Author: Eska-Mikołajewska, J
Published in National Security Journal, 05 April 2021
Nevertheless, it was difficult to speak out openly against this ban in line with the position of the Catholic Church. It called the 1956 Act “criminal” and “Stalinist”, pointing out that people introduced to the Sejm in 1952 by Stalin voted to legalize abortion similarly to other countries of the former Communist Bloc. As the result, any explicitly proclaimed support for the Act was conceived as crossing a certain unspoken boundary between the so called “we” and “they”. It was the border that de facto organised the social imagination, constituting the basic element of legitimising the “Solidarity” movement. The division into “we” versus “they” became a key element in the electoral struggle in Poland at the threshold of the last decade of the 20th century.
The importance of the election campaign of June 1989 was that it preceded the first partially free elections in the history of Poland after World War Two. One of its basic assumptions was to convince people that “they are faced with a clear choice – either Lech Wałęsa’s team or the team that has been ruling Poland for over forty years”.25 During that time, the Catholic Church in Poland had enormous social capital in the form of trust in the institutions of the Church (estimated at around 95 percent), as well as a high percentage of professed believers in Poland (around 93 percent).26 Although the involvement of the Church in the June 1989 campaign clearly confirmed the institutional and symbolic ties between the opposition and the Church, it was not automatically translated into public support for the anti-abortion law.27
It is important to note that at the time the feminist movement in Poland was still dormant. Women were practically absent from politics, which was confirmed by the fact that only two women took part in the Round Table talks on the 1956 Act and the Church motion in Poland in 1989. In 1991, the Federation for Women and Family Planning was established. It was the first Polish non-governmental organisation supporting women who fight for health and reproductive rights.28
The political situation, shaped after 1989, resulted in a break with the legal theories based on Marxism that had been in force so far, and a move towards the concept of natural law formulated in a personalistic spirit. According to it, the aim of all analysis and research directed at man is to emphasize the uniqueness of every human person, especially in the aspect of its subjectivity.29 In 1993, the new law on family planning entered into force and was considered as a compromise between the vision of the Church and the secular authorities of the time.

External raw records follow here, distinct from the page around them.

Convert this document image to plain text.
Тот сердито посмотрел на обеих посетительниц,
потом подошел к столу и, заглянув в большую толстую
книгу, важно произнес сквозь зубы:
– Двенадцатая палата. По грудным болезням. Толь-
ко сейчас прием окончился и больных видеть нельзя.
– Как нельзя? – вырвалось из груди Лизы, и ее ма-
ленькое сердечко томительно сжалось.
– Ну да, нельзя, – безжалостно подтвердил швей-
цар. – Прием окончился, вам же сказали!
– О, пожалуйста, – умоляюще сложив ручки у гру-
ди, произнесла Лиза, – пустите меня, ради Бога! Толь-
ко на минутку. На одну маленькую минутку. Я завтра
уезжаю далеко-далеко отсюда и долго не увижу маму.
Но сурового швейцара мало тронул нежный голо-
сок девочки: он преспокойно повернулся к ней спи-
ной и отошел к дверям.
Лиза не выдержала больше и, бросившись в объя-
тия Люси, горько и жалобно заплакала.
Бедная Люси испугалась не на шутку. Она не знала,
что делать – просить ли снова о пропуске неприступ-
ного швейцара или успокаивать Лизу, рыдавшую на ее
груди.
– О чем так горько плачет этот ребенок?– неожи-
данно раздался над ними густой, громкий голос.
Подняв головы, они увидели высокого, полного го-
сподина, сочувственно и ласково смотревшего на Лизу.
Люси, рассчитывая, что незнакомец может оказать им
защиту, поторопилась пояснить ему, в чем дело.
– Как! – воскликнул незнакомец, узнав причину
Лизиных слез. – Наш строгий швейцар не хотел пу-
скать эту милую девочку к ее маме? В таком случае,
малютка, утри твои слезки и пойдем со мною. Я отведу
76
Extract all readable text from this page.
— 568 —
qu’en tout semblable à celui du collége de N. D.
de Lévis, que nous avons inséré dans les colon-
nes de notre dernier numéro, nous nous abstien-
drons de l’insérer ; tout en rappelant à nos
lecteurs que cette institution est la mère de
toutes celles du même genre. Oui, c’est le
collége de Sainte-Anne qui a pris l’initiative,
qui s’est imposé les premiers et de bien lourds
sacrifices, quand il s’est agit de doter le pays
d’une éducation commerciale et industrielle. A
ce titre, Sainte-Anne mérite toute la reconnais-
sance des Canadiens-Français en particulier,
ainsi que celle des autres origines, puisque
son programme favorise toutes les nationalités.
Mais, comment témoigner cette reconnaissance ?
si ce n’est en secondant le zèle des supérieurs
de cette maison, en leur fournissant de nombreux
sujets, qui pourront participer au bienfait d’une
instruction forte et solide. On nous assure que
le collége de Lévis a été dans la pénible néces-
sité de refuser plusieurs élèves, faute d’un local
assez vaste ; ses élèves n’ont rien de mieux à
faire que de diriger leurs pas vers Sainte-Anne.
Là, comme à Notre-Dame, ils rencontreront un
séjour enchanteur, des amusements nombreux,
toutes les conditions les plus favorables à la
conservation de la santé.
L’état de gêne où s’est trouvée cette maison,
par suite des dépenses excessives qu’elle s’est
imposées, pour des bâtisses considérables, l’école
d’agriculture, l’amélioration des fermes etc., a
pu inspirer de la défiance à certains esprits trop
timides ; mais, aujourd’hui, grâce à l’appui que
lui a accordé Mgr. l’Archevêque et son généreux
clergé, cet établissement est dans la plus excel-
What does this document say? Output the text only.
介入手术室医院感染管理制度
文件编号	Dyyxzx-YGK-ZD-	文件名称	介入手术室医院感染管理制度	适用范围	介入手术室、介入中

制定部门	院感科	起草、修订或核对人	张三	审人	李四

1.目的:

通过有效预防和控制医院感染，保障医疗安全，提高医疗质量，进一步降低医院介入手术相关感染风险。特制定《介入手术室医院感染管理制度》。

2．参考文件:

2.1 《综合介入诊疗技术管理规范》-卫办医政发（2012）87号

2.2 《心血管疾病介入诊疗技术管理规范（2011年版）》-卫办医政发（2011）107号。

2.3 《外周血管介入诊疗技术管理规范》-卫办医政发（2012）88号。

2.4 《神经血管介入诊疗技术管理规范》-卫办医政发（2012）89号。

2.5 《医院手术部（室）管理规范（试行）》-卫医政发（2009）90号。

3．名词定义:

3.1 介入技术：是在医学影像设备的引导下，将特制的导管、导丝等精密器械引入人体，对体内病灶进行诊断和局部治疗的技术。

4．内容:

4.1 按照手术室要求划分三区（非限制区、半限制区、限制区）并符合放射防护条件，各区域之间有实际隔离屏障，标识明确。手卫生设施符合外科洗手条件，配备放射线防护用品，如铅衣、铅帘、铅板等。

In accordance with the Act of 7 January 1993 on family planning, protection of the human fetus and conditions for permitting abortion,30 an abortion could be performed only in three cases: a) when pregnancy posed a threat to woman’s life or health (with mental health actually not being taken into account); b) if there was a high probability of severe and irreversible damage to the fetus of a disease that threatens its life (abortion was possible for the fetus to achieve the ability to live independently outside the body of a pregnant woman, which meant about 22-24 weeks) or c) if pregnancy resulted from a prohibited act such as rape or incestuous intercourse (abortion was possible up to 12 weeks).